CONTRIBUTING.md — new "Definition of Done" section pinned to the very top, above all existing content. Lists the five exact commands every contributor MUST run before pushing in a single code block, with a one-line "why" for each (especially calling out the ruff format --check and pyright traps that bit 5/10 hackathon agents).
.github/workflows/ci-feedback.yml (new)
- Triggers on workflow_run: completed of the existing CI workflow, gated to conclusion == 'failure' AND event == 'pull_request'.
- Downloads the failing run's log zip via gh api .../actions/runs/{id}/logs, unzips, and runs an embedded Python extractor that produces ≤40-line excerpts per failing check (ruff format diff snippet, pyright error list, pytest failure summary).
- Idempotent: paginates issues/{pr}/comments, finds any comment containing the stable marker , and PATCHes it in place if found; otherwise POSTs a new one. The bot never spams — at most one comment per PR, updated on every subsequent failure.
- Permissions scoped exactly as required: pull-requests: write, actions: read, contents: read. No write to contents, no checks API, no secrets beyond GITHUB_TOKEN.
- Comment body always ends with a link to CONTRIBUTING.md#definition-of-done plus the make ci-local one-liner.
README.md — small "Before you push" callout below the hello-world block linking to CONTRIBUTING.md#definition-of-done.

Design decisions

Single Make target for the full sequence, not five sub-targets. The whole point is that contributors today cherry-pick the steps that match their mental model of "tests". A single target removes that footgun. There is intentionally no make lint / make test shortcut that could be re-introduced.
Pre-commit pyright runs on the whole workspace, not staged files. Strict-mode errors propagate across files; per-file checking gives false greens. Slightly slower commits, but matches what CI sees.
Feedback bot edits a single comment per PR keyed off an HTML marker, not actor == 'github-actions[bot]'. The marker is stable across renames and survives someone hand-editing the body. It is also unambiguous in body | contains(...) jq filters.
The extractor is a single embedded Python heredoc, not a separate script file. Keeps the workflow self-contained — no risk of a participant's PR breaking the bot by modifying a shared script.
CI sequence in Makefile matches ci.yml line-for-line. When ci.yml changes, both files MUST be updated together; this is intentional friction so the local and remote sequences cannot drift silently.

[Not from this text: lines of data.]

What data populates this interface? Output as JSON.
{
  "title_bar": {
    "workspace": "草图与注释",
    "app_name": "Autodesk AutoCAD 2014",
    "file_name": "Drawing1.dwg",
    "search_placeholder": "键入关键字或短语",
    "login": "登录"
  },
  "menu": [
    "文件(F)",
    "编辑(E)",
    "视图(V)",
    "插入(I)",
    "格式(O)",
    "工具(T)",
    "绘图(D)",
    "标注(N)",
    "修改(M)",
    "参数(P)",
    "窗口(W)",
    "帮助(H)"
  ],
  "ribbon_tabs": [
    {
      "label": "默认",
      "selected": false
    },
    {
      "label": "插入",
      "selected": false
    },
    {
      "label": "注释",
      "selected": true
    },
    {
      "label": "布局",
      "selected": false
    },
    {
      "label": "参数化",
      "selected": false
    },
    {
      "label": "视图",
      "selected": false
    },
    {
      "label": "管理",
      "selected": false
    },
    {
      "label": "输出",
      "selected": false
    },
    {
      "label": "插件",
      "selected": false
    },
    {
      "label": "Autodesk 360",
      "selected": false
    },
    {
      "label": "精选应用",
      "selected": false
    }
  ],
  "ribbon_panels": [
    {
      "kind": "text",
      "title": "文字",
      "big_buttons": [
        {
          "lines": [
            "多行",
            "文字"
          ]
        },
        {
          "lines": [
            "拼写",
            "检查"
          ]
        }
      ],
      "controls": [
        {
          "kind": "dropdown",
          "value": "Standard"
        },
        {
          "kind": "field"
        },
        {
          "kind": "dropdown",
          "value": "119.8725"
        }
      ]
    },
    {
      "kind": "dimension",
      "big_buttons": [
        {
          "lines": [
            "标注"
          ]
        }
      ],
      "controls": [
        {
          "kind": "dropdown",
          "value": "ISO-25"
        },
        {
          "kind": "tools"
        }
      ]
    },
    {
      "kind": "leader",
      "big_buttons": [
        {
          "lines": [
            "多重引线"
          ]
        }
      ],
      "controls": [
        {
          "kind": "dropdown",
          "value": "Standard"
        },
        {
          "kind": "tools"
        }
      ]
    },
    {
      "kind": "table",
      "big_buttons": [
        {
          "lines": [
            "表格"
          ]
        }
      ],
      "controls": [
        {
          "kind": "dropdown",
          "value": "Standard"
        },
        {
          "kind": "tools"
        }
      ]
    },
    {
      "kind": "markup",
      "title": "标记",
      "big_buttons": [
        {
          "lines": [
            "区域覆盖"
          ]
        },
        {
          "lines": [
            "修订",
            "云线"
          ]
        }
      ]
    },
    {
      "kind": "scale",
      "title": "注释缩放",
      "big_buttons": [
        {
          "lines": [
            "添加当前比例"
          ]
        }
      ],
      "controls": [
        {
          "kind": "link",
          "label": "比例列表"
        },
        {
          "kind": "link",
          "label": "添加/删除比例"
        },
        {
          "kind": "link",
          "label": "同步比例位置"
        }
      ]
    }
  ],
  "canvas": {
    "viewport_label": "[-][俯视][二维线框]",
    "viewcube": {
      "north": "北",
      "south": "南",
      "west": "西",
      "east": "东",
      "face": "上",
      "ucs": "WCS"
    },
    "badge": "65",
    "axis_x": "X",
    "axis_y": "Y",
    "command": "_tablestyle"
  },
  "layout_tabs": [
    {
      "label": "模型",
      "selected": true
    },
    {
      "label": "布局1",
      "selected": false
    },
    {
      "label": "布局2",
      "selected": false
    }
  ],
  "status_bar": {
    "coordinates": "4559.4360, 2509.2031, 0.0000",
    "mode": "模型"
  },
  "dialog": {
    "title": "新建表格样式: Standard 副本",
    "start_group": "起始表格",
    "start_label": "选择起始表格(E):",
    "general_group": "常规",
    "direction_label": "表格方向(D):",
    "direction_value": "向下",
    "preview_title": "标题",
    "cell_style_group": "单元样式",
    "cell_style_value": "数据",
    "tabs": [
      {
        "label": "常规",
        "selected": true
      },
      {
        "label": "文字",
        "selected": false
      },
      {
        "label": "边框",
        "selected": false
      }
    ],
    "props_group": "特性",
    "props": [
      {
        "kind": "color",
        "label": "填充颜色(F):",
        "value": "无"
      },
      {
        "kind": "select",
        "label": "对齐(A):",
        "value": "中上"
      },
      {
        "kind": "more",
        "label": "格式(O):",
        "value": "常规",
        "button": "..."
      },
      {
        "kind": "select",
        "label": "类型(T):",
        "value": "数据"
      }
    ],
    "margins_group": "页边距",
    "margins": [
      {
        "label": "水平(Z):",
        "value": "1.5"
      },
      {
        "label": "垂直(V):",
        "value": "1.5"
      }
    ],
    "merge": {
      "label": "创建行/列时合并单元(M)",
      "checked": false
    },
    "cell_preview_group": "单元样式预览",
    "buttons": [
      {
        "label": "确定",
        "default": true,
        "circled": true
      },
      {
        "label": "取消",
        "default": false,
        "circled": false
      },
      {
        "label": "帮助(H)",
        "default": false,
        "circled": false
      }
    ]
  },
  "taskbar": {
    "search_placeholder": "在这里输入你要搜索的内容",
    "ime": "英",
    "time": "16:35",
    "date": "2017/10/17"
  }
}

How to test the feedback bot

Once this PR is merged, open a follow-up test PR that deliberately violates one (or all) of the three categories — for example:

git checkout -b test/ci-feedback-bot
# Introduce a format-only violation:
python -c "open('packages/nest-core/nest_core/__init__.py','a').write('\n\n\n\n  badly_formatted   = 1\n')"
git commit -am "test: trigger ci-feedback bot with a format violation"
git push -u origin test/ci-feedback-bot
# Open PR; CI will fail on `ruff format --check`; ci-feedback workflow should
# post one comment with the format diff excerpt and the reproduce command.
# Then add a pyright error in a second commit and confirm the SAME comment
# is edited in place (no second comment appears).

Expected behavior:

One PR comment appears within ~30s of CI going red.
Comment contains the ruff-format diff snippet, the reproduction command, and a link to CONTRIBUTING.md#definition-of-done.
On a follow-up failing push, the comment is edited in place — no new comment is added.
On a green push, no new comment is added and the stale failure comment is left as-is (out of scope to delete; it remains as a historical record).

Verification

Ran make ci-local on this branch before pushing. All five steps exit 0:

>>> [1/5] uv sync                       # ok
>>> [2/5] uv run ruff check .           # All checks passed!
>>> [3/5] uv run ruff format --check .  # 94 files already formatted
>>> [4/5] uv run pyright                # 0 errors, 0 warnings, 0 informations
>>> [5/5] uv run pytest -v              # 259 passed, 1 warning in 13.97s
ci-local: all 5 checks passed. Safe to push.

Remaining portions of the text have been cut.